# Pinion Yoke Removal



## Nino67gto (Jun 5, 2014)

Please help if you've ever changed a pinion seal in a BOP. After removing the drive shaft, I marked the pinion nut, shaft, yoke and housing. Then counted the exposed threads on the pinion shaft sticking out past the nut. I then removed the pinion yoke nut and washer. I thought the yoke was supposed to slide right off, but no way. So I tapped it from the back side, thinking it was just seated tight and needed a jolt. Nope, no movement at all. So i put a puller on it, and started to wrench on it. Still no go. I have so much pressure on it now that I'm afraid i'm going to snap the puller or break the yoke. Is this supposed to be this tight? Is there a trick, or am I missing something? It's a 1967 GTO with the 8.2 3.36 housing. Anyone else fought this battle and won?


----------



## Pinion head (Jan 3, 2015)

There are two different ways, I usually accomplish removing this style pinion flange.. The first is at my build bench or outside on the drive still within reach of the airhose. That method is with my dealership pinion flange holding tool. Kent Moore made the 2 piece pinion flange tool and it has several recessed slots in the head. in these recesses a a cast hub type piece pops in. one inserts the hub, backs up the threaded puller type bolt in the center, then bolts the flange tool to the pinion flange. On an 8.2, I use a pair of longer grade 8 bolts, a few thick washers, and towards the housing,lock washers, and the two nuts. Once the pinion tool is tightened up to the flange, use either the small impact, or my ratcheting 1/2" break over with a 2 1/2 foot piece of pipe and the pointed head on the puller bolt pushes against the pinion and pulls the pinion flange off.

Out in yards, when pulling ring and pinions I typically wont haul the Kent Moore tool flange in. Over twenty years ago, an old friend and I were pulling rearend parts west of Ft Worth, and his Kent Moore pinion flange tool never made it out of the yard with us. we suspected the lone guy in the yard on the loader, having picked it up, but couldn't prove it. Real frustrating end of the day, and it took a week to have a nice flange holding tool made, that while the same shape up on the head of the tool, it no longer had the insertable hub with the puller feature.
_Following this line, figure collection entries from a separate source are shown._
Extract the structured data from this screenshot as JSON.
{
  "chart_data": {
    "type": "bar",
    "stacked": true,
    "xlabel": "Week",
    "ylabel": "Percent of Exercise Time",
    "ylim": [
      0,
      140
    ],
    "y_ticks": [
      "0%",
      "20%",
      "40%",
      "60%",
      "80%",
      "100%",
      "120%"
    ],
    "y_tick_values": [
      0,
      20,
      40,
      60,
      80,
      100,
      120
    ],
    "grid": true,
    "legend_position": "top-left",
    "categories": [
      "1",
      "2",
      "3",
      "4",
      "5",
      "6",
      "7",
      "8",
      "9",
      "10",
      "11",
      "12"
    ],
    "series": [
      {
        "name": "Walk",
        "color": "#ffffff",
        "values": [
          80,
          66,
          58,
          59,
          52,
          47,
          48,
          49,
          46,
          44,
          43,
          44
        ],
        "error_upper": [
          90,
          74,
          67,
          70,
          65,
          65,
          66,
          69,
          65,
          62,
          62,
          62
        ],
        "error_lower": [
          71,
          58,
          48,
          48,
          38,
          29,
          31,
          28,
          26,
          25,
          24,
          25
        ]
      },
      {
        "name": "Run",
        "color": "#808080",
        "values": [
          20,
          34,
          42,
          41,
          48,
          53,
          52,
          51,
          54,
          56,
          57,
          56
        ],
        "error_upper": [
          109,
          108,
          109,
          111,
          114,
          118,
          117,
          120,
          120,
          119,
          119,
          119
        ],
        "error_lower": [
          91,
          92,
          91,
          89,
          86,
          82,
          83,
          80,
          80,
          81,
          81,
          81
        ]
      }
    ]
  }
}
Out of that occurrence, I had a local company lazer cut a few pinion flange holding tools out of plate steel, just in case, we bent one, or lost one.

As a result of the no puller feature, on rears in cars in the Pick N Pulls I'll get the pinion nut off, then take a HD ball joint "pickle fork" and alternate whacking the back side of the flange with the HD pickle fork with alternating positioning and lstrong swings of the mini sledge. The two flat forked tips of the pickle fork tline up on the back of the flange and other than a few light impressions in the cast steel on the back side, no damage, the flange will come off and if needed, the flange will be able to be reused. I've never had a flange in the Pick-N-pulls I couldnt get off this way, it just takes a some muscle. The ball joint separator/ pickle fork needs to be a HD steel one like the large gray ones from Sears. The shiny cheap tierod end/ball joint separators from Harbor Freight, et all, are made off too soft a steel, and the pointed ends will roll over on the ends. misplaced the heavy steel one from Sears years ago, didnt make it into my truck. Picked up a cheap HF one while on the road, and it barely got the job done when I was pulling some Pontiac 8.2 3.23 gears later that day.


----------



## Rukee (Feb 8, 2007)

When the puller is about as tight as you can get it, hammer the back side of the yoke. If that doesn't work, try to hit the center bolt of the puller. Sometimes that will jar it loose.


----------



## Lemans guy (Oct 14, 2014)

I have that Kent Moore tool. My factory manual for 66 and 67 shows a diagram of the tech pulling that yoke with an axel hammer slide puller....

You know how that looks...should work if you can get it bolted on the yoke and slam the slide hammer....


----------



## Nino67gto (Jun 5, 2014)

Thanks everyone. It just surprises me that it's such a snug fit. Seems unnecessary.


----------



## younggto (Nov 22, 2013)

If the fit between the yoke and the pinion were loose the assembly would not be centered, creating an imbalance, and thus vibrations. 


Sent from AutoGuide.com Free App


----------



## geeteeohguy (Feb 2, 2008)

Make sure when you re-install the yoke, to tighten the nut only to the original, marked position. If you go further, you will ruin the 'crush' on the crush sleeve and will not have the right tolerance between the ring and pinion. If the nut is loose in the original position, use a little loktite. Good luck.


----------